Complex Entangling Surfaces for AdS and Lifshitz Black Holes?
Sebastian Fischetti, Donald Marolf
TL;DR
This work investigates whether complex codimension-2 extremal surfaces in analytically continued AdS and Lifshitz black holes can participate in holographic entanglement entropy as proposed by RT/HRT. It develops a contour-based method to locate complex surfaces, revealing multiple secondary-sheets saddles with real parts of the renormalized area that can match or undercut real extremal-surface areas in certain spacetimes (notably Schwarzschild-AdS and Lifshitz). A straw-man prescription using Re$A_{ ext{ren}}$ is explored, with BTZ serving as a baseline and higher-dimensional AdS/Lifshitz cases showing richer complex-geometry structures.

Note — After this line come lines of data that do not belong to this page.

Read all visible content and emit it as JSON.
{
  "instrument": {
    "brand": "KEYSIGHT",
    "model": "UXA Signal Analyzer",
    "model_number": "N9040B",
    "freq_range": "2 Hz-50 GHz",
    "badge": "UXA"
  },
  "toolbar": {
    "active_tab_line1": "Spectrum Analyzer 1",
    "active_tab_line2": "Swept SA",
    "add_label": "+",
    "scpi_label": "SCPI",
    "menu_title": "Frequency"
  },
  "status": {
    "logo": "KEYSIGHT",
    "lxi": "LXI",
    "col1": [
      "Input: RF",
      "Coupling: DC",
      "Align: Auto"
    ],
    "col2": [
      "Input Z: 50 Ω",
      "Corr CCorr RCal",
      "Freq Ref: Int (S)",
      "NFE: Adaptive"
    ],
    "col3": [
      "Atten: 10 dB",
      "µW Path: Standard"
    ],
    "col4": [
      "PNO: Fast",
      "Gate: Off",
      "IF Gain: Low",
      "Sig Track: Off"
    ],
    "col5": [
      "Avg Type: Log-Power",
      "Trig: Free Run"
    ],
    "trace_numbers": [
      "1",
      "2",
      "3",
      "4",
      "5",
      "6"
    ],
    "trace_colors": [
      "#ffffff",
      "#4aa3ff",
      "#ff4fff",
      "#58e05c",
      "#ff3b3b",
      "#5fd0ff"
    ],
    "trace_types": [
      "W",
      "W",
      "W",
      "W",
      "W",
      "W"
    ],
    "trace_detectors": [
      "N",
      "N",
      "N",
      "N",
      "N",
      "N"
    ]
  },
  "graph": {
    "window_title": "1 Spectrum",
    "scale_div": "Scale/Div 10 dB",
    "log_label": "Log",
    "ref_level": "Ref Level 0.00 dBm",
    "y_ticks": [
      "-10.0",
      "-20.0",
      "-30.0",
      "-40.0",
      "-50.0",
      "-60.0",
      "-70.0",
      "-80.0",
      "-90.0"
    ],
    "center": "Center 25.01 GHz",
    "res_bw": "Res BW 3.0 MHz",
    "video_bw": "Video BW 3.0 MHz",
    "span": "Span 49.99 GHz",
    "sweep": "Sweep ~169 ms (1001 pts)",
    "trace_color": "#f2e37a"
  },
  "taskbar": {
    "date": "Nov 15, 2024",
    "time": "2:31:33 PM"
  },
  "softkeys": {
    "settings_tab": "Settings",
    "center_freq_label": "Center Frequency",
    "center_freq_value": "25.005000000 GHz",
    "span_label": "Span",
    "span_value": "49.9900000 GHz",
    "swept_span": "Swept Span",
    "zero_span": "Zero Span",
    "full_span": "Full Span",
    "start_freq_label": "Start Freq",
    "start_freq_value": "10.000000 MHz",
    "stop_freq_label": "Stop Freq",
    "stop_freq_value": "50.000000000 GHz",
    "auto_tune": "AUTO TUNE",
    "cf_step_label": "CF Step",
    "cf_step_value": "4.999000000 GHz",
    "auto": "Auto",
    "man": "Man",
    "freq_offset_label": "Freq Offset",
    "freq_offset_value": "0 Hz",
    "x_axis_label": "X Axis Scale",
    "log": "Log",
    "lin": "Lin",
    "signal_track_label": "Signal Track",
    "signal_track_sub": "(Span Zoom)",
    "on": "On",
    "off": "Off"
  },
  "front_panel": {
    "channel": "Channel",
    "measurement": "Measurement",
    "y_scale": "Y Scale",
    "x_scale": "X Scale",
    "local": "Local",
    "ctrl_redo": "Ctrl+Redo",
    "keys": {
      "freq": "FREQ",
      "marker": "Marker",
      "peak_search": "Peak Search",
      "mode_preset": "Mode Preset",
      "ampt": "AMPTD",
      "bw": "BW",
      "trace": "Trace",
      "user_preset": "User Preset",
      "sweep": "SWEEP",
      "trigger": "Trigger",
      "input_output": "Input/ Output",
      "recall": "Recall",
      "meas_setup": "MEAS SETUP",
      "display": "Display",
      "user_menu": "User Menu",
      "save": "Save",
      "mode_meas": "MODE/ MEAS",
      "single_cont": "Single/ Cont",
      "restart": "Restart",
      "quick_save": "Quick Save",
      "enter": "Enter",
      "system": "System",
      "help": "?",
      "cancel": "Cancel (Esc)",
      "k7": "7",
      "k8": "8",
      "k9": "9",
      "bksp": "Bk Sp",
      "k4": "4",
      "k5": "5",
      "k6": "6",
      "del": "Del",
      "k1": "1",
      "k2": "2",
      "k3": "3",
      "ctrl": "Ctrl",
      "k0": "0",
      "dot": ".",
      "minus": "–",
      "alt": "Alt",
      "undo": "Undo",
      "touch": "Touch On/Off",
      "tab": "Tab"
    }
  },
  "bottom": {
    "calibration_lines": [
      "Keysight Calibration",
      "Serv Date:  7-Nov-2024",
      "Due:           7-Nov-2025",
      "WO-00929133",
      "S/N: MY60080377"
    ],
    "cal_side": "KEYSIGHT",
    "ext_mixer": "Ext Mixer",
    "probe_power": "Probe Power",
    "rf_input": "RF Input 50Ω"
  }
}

The findings suggest complex surfaces could plausibly govern CFT entropies in some regimes, but also highlight substantial conceptual and technical challenges in selecting physical saddles and ensuring consistency with replica and causality constraints. Further work is needed to connect these complex saddles to concrete CFT entropies and to establish robust selection criteria across spacetimes.
Abstract
We discuss the possible relevance of complex codimension-two extremal surfaces to the the Ryu-Takayanagi holographic entanglement proposal and its covariant Hubeny-Rangamani-Takayanagi (HRT) generalization. Such surfaces live in a complexified bulk spacetime defined by analytic continuation. We identify surfaces of this type for BTZ, Schwarzschild-AdS, and Schwarzschild-Lifshitz planar black holes. Since the dual CFT interpretation for the imaginary part of their areas is unclear, we focus on a straw man proposal relating CFT entropy to the real part of the area alone. For Schwarzschild-AdS and Schwarzschild-Lifshitz, we identify families where the real part of the area agrees with qualitative physical expectations for the appropriate CFT entropy and, in addition, where it is smaller than the area of corresponding real extremal surfaces. It is thus plausible that the CFT entropy is controlled by these complex extremal surfaces.